Before Hill's shocking announcement on Sunday, the unabashed liberal network dedicated zero coverage to the allegations that Hill, who is openly bisexual, was involved in a "throuple," or a three-person relationship, with a female campaign staffer and her estranged husband Kenny Heslep, who has since filed for divorce. She also was accused of having an affair with her legislative director Graham Kelly, which prompted an inquiry by the House Ethics Committee.
After the allegations first emerged in RedState earlier this month, Hill denied the affair with Kelly last Tuesday but admitted the following day that she had an intimate relationship with her campaign staffer, saying it took place in the final years of her "abusive marriage."
"I know that even a consensual relationship with a subordinate is inappropriate, but I still allowed it to happen despite my better judgment," Hill wrote in a letter to constituents. "For that I apologize. I wish nothing but the best for her and hope everyone respects her privacy in this difficult time."
Despite the growing scandals facing the congresswoman, whom many analysts called a rising star among the Democrats, Hill received no coverage during both MSNBC and CNN's primetime programming last week. And, while CNN addressed the news story during its daytime programming, MSNBC had a complete blackout of the controversy.

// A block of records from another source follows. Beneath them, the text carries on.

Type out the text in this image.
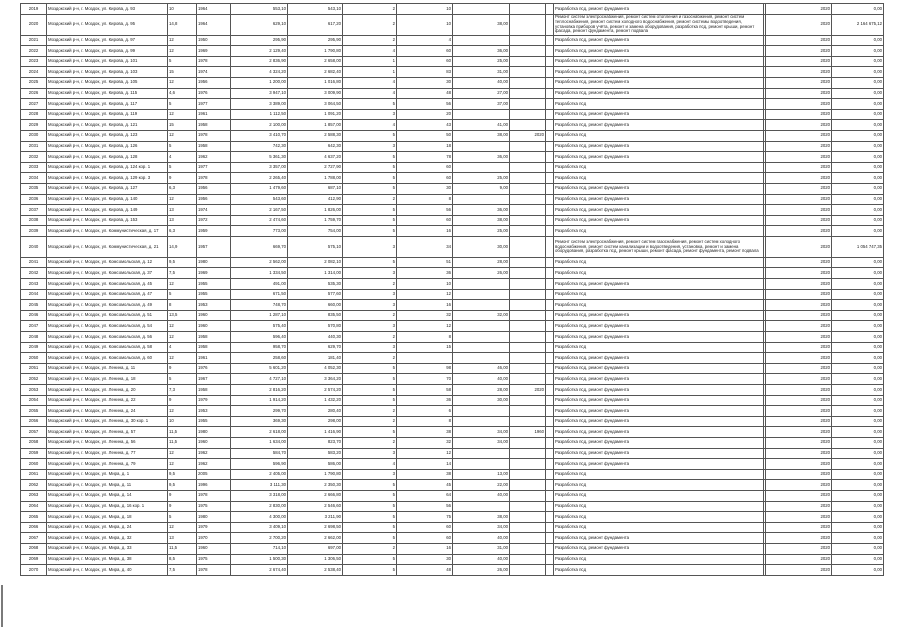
2019	Моздокский р-н, г. Моздок, ул. Кирова, д. 93	10	1964	553,10	543,10	2	10				Разработка псд, ремонт фундамента		2020	0,00
2020	Моздокский р-н, г. Моздок, ул. Кирова, д. 95	14,8	1964	629,10	617,20	2	10	38,00			Ремонт систем электроснабжения, ремонт систем отопления и газоснабжения, ремонт систем теплоснабжения, ремонт систем холодного водоснабжения, ремонт системы водоотведения, установка приборов учёта, ремонт и замена оборудования, разработка псд, ремонт крыши, ремонт фасада, ремонт фундамента, ремонт подвала		2020	2 164 675,12
2021	Моздокский р-н, г. Моздок, ул. Кирова, д. 97	12	1950	295,90	295,90	2	4				Разработка псд, ремонт фундамента		2020	0,00
2022	Моздокский р-н, г. Моздок, ул. Кирова, д. 99	12	1969	2 129,40	1 790,80	4	60	36,00			Разработка псд, ремонт фундамента		2020	0,00
2023	Моздокский р-н, г. Моздок, ул. Кирова, д. 101	5	1978	2 836,90	2 658,00	1	60	25,00			Разработка псд, ремонт фундамента		2020	0,00
2024	Моздокский р-н, г. Моздок, ул. Кирова, д. 103	15	1974	4 324,20	2 682,40	1	83	31,00			Разработка псд, ремонт фундамента		2020	0,00
2025	Моздокский р-н, г. Моздок, ул. Кирова, д. 105	12	1956	1 200,00	1 016,80	4	30	40,00			Разработка псд, ремонт фундамента		2020	0,00
2026	Моздокский р-н, г. Моздок, ул. Кирова, д. 115	4,6	1976	3 947,10	3 009,90	4	48	27,00			Разработка псд, ремонт фундамента		2020	0,00
2027	Моздокский р-н, г. Моздок, ул. Кирова, д. 117	5	1977	3 389,00	3 064,50	5	56	37,00			Разработка псд		2020	0,00
2028	Моздокский р-н, г. Моздок, ул. Кирова, д. 119	12	1961	1 112,50	1 091,20	3	20				Разработка псд, ремонт фундамента		2020	0,00
2029	Моздокский р-н, г. Моздок, ул. Кирова, д. 121	15	1958	2 100,00	1 857,00	4	43	41,00			Разработка псд, ремонт фундамента		2020	0,00
2030	Моздокский р-н, г. Моздок, ул. Кирова, д. 123	12	1978	3 410,70	2 588,30	5	50	38,00	2020		Разработка псд		2020	0,00
2031	Моздокский р-н, г. Моздок, ул. Кирова, д. 126	5	1958	742,30	642,30	3	18				Разработка псд, ремонт фундамента		2020	0,00
2032	Моздокский р-н, г. Моздок, ул. Кирова, д. 128	4	1962	5 361,30	4 637,20	5	78	36,00			Разработка псд, ремонт фундамента		2020	0,00
2033	Моздокский р-н, г. Моздок, ул. Кирова, д. 124 кор. 1	5	1977	3 357,00	2 727,90	5	60				Разработка псд		2020	0,00
2034	Моздокский р-н, г. Моздок, ул. Кирова, д. 129 кор. 3	9	1978	2 265,40	1 788,00	5	60	25,00			Разработка псд		2020	0,00
2035	Моздокский р-н, г. Моздок, ул. Кирова, д. 127	6,3	1956	1 479,60	687,10	5	30	9,00			Разработка псд, ремонт фундамента		2020	0,00
2036	Моздокский р-н, г. Моздок, ул. Кирова, д. 140	12	1956	543,60	412,90	2	8				Разработка псд, ремонт фундамента		2020	0,00
2037	Моздокский р-н, г. Моздок, ул. Кирова, д. 149	13	1974	2 167,50	1 826,00	5	56	36,00			Разработка псд, ремонт фундамента		2020	0,00
2038	Моздокский р-н, г. Моздок, ул. Кирова, д. 153	13	1972	2 474,60	1 759,70	5	60	38,00			Разработка псд, ремонт фундамента		2020	0,00
2039	Моздокский р-н, г. Моздок, ул. Коммунистическая, д. 17	6,3	1959	773,00	754,00	5	16	25,00			Разработка псд		2020	0,00
2040	Моздокский р-н, г. Моздок, ул. Коммунистическая, д. 21	14,9	1957	669,70	575,10	3	34	30,00			Ремонт систем электроснабжения, ремонт систем газоснабжения, ремонт систем холодного водоснабжения, ремонт систем канализации и водоотведения, установка, ремонт и замена оборудования, разработка псд, ремонт крыши, ремонт фасада, ремонт фундамента, ремонт подвала		2020	1 054 747,35
2041	Моздокский р-н, г. Моздок, ул. Комсомольская, д. 12	9,5	1980	2 562,00	2 082,10	5	51	28,00			Разработка псд		2020	0,00
2042	Моздокский р-н, г. Моздок, ул. Комсомольская, д. 37	7,5	1969	1 334,50	1 314,00	3	36	26,00			Разработка псд		2020	0,00
2043	Моздокский р-н, г. Моздок, ул. Комсомольская, д. 45	12	1955	491,00	535,30	2	10				Разработка псд, ремонт фундамента		2020	0,00
2044	Моздокский р-н, г. Моздок, ул. Комсомольская, д. 47	5	1955	671,50	577,60	3	12				Разработка псд		2020	0,00
2045	Моздокский р-н, г. Моздок, ул. Комсомольская, д. 49	8	1953	748,70	660,00	3	16				Разработка псд		2020	0,00
2046	Моздокский р-н, г. Моздок, ул. Комсомольская, д. 51	13,5	1960	1 287,10	835,50	2	32	32,00			Разработка псд, ремонт фундамента		2020	0,00
2047	Моздокский р-н, г. Моздок, ул. Комсомольская, д. 54	12	1960	575,40	570,80	3	12				Разработка псд, ремонт фундамента		2020	0,00
2048	Моздокский р-н, г. Моздок, ул. Комсомольская, д. 56	12	1958	596,40	440,30	2	8				Разработка псд, ремонт фундамента		2020	0,00
2049	Моздокский р-н, г. Моздок, ул. Комсомольская, д. 58	4	1958	958,70	629,70	3	15				Разработка псд		2020	0,00
2050	Моздокский р-н, г. Моздок, ул. Комсомольская, д. 60	12	1961	258,60	181,40	2					Разработка псд, ремонт фундамента		2020	0,00
2051	Моздокский р-н, г. Моздок, ул. Ленина, д. 11	9	1976	5 601,20	4 052,30	5	98	46,00			Разработка псд, ремонт фундамента		2020	0,00
2052	Моздокский р-н, г. Моздок, ул. Ленина, д. 18	5	1967	4 727,10	3 364,20	5	70	40,00			Разработка псд, ремонт фундамента		2020	0,00
2053	Моздокский р-н, г. Моздок, ул. Ленина, д. 20	7,3	1958	2 816,20	2 574,20	5	58	28,00	2020		Разработка псд, ремонт фундамента		2020	0,00
2054	Моздокский р-н, г. Моздок, ул. Ленина, д. 22	9	1979	1 914,20	1 432,20	5	36	30,00			Разработка псд, ремонт фундамента		2020	0,00
2055	Моздокский р-н, г. Моздок, ул. Ленина, д. 24	12	1953	299,70	280,40	2	6				Разработка псд, ремонт фундамента		2020	0,00
2056	Моздокский р-н, г. Моздок, ул. Ленина, д. 30 кор. 1	10	1955	369,30	298,00	2	8				Разработка псд, ремонт фундамента		2020	0,00
2057	Моздокский р-н, г. Моздок, ул. Ленина, д. 57	11,5	1980	2 618,00	1 416,90	5	38	34,00	1960		Разработка псд, ремонт фундамента		2020	0,00
2058	Моздокский р-н, г. Моздок, ул. Ленина, д. 56	11,5	1960	1 634,00	823,70	2	32	34,00			Разработка псд, ремонт фундамента		2020	0,00
2059	Моздокский р-н, г. Моздок, ул. Ленина, д. 77	12	1962	584,70	583,20	3	12				Разработка псд, ремонт фундамента		2020	0,00
2060	Моздокский р-н, г. Моздок, ул. Ленина, д. 79	12	1962	596,90	586,00	4	14				Разработка псд, ремонт фундамента		2020	0,00
2061	Моздокский р-н, г. Моздок, ул. Мира, д. 1	9,5	2005	2 405,00	1 790,80	3	38	13,00			Разработка псд		2020	0,00
2062	Моздокский р-н, г. Моздок, ул. Мира, д. 11	9,5	1996	3 111,30	2 350,30	5	45	22,00			Разработка псд		2020	0,00
2063	Моздокский р-н, г. Моздок, ул. Мира, д. 14	9	1978	3 318,00	2 666,80	5	64	40,00			Разработка псд		2020	0,00
2064	Моздокский р-н, г. Моздок, ул. Мира, д. 16 кор. 1	9	1975	2 830,00	2 546,60	5	56				Разработка псд		2020	0,00
2065	Моздокский р-н, г. Моздок, ул. Мира, д. 18	5	1980	4 300,00	3 211,90	5	75	38,00			Разработка псд		2020	0,00
2066	Моздокский р-н, г. Моздок, ул. Мира, д. 24	12	1979	3 409,10	2 698,50	5	60	34,00			Разработка псд		2020	0,00
2067	Моздокский р-н, г. Моздок, ул. Мира, д. 32	13	1970	2 700,20	2 662,00	5	60	40,00			Разработка псд, ремонт фундамента		2020	0,00
2068	Моздокский р-н, г. Моздок, ул. Мира, д. 33	11,5	1960	714,10	697,00	2	16	31,00			Разработка псд, ремонт фундамента		2020	0,00
2069	Моздокский р-н, г. Моздок, ул. Мира, д. 38	8,5	1975	1 500,30	1 306,50	5	30	40,00			Разработка псд		2020	0,00
2070	Моздокский р-н, г. Моздок, ул. Мира, д. 40	7,5	1978	2 674,40	2 538,40	5	48	26,00			Разработка псд		2020	0,00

Even "Real Time" host Bill Maher dedicated more time to the Hill scandals this past Friday night, joking about them in his opening monologue and addressing them during his panel discussion.

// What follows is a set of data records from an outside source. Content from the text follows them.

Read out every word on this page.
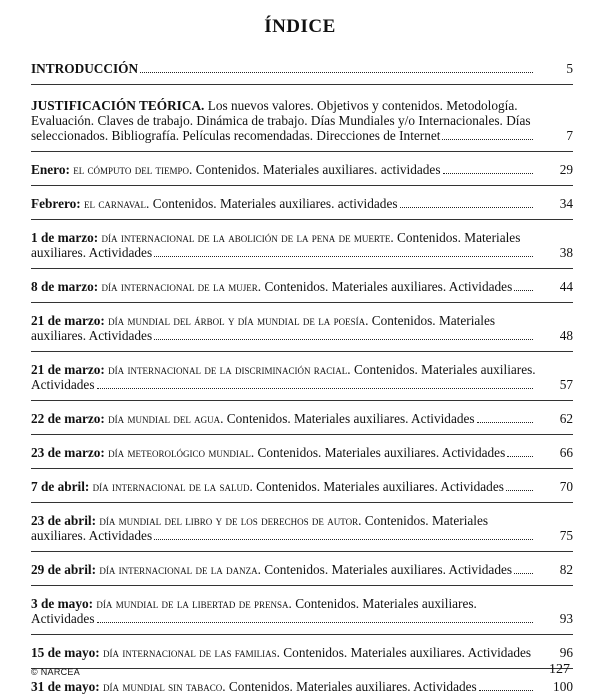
ÍNDICE
INTRODUCCIÓN	5
JUSTIFICACIÓN TEÓRICA. Los nuevos valores. Objetivos y contenidos. Metodología. Evaluación. Claves de trabajo. Dinámica de trabajo. Días Mundiales y/o Internacionales. Días seleccionados. Bibliografía. Películas recomendadas. Direcciones de Internet	7
Enero: el cómputo del tiempo. Contenidos. Materiales auxiliares. actividades	29
Febrero: el carnaval. Contenidos. Materiales auxiliares. actividades	34
1 de marzo: día internacional de la abolición de la pena de muerte. Contenidos. Materiales auxiliares. Actividades	38
8 de marzo: día internacional de la mujer. Contenidos. Materiales auxiliares. Actividades	44
21 de marzo: día mundial del árbol y día mundial de la poesía. Contenidos. Materiales auxiliares. Actividades	48
21 de marzo: día internacional de la discriminación racial. Contenidos. Materiales auxiliares. Actividades	57
22 de marzo: día mundial del agua. Contenidos. Materiales auxiliares. Actividades	62
23 de marzo: día meteorológico mundial. Contenidos. Materiales auxiliares. Actividades	66
7 de abril: día internacional de la salud. Contenidos. Materiales auxiliares. Actividades	70
23 de abril: día mundial del libro y de los derechos de autor. Contenidos. Materiales auxiliares. Actividades	75
29 de abril: día internacional de la danza. Contenidos. Materiales auxiliares. Actividades	82
3 de mayo: día mundial de la libertad de prensa. Contenidos. Materiales auxiliares. Actividades	93
15 de mayo: día internacional de las familias. Contenidos. Materiales auxiliares. Actividades	96
31 de mayo: día mundial sin tabaco. Contenidos. Materiales auxiliares. Actividades	100
© NARCEA	127
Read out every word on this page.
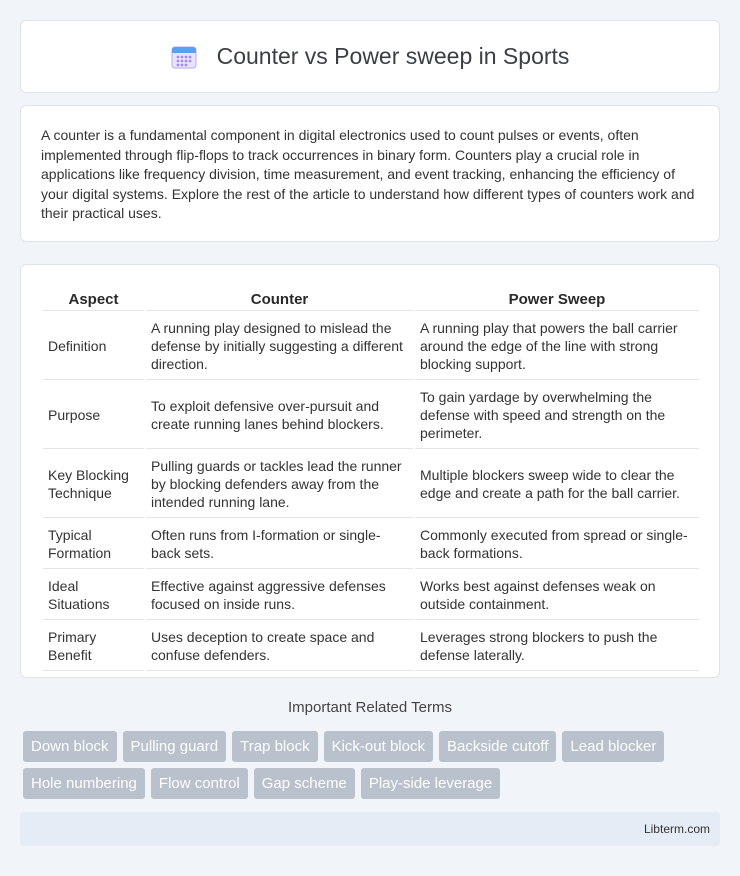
Counter vs Power sweep in Sports

A counter is a fundamental component in digital electronics used to count pulses or events, often implemented through flip-flops to track occurrences in binary form. Counters play a crucial role in applications like frequency division, time measurement, and event tracking, enhancing the efficiency of your digital systems. Explore the rest of the article to understand how different types of counters work and their practical uses.

Aspect	Counter	Power Sweep
Definition	A running play designed to mislead the defense by initially suggesting a different direction.	A running play that powers the ball carrier around the edge of the line with strong blocking support.
Purpose	To exploit defensive over-pursuit and create running lanes behind blockers.	To gain yardage by overwhelming the defense with speed and strength on the perimeter.
Key Blocking Technique	Pulling guards or tackles lead the runner by blocking defenders away from the intended running lane.	Multiple blockers sweep wide to clear the edge and create a path for the ball carrier.
Typical Formation	Often runs from I-formation or single-back sets.	Commonly executed from spread or single-back formations.
Ideal Situations	Effective against aggressive defenses focused on inside runs.	Works best against defenses weak on outside containment.
Primary Benefit	Uses deception to create space and confuse defenders.	Leverages strong blockers to push the defense laterally.
Important Related Terms
Down block	Pulling guard	Trap block	Kick-out block	Backside cutoff	Lead blocker
Hole numbering	Flow control	Gap scheme	Play-side leverage
Libterm.com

It wasn't until Sunday evening that anyone on MSNBC even uttered the words "Katie Hill" when the California congresswoman announced her resignation.
Even though Hill had been described as a "favorite" of House Speaker Nancy Pelosi, D-Calif., the top Democrat said in a statement that Hill's "continued service as a member was untenable."
Neither MSNBC nor CNN responded for Fox News' requests for comment.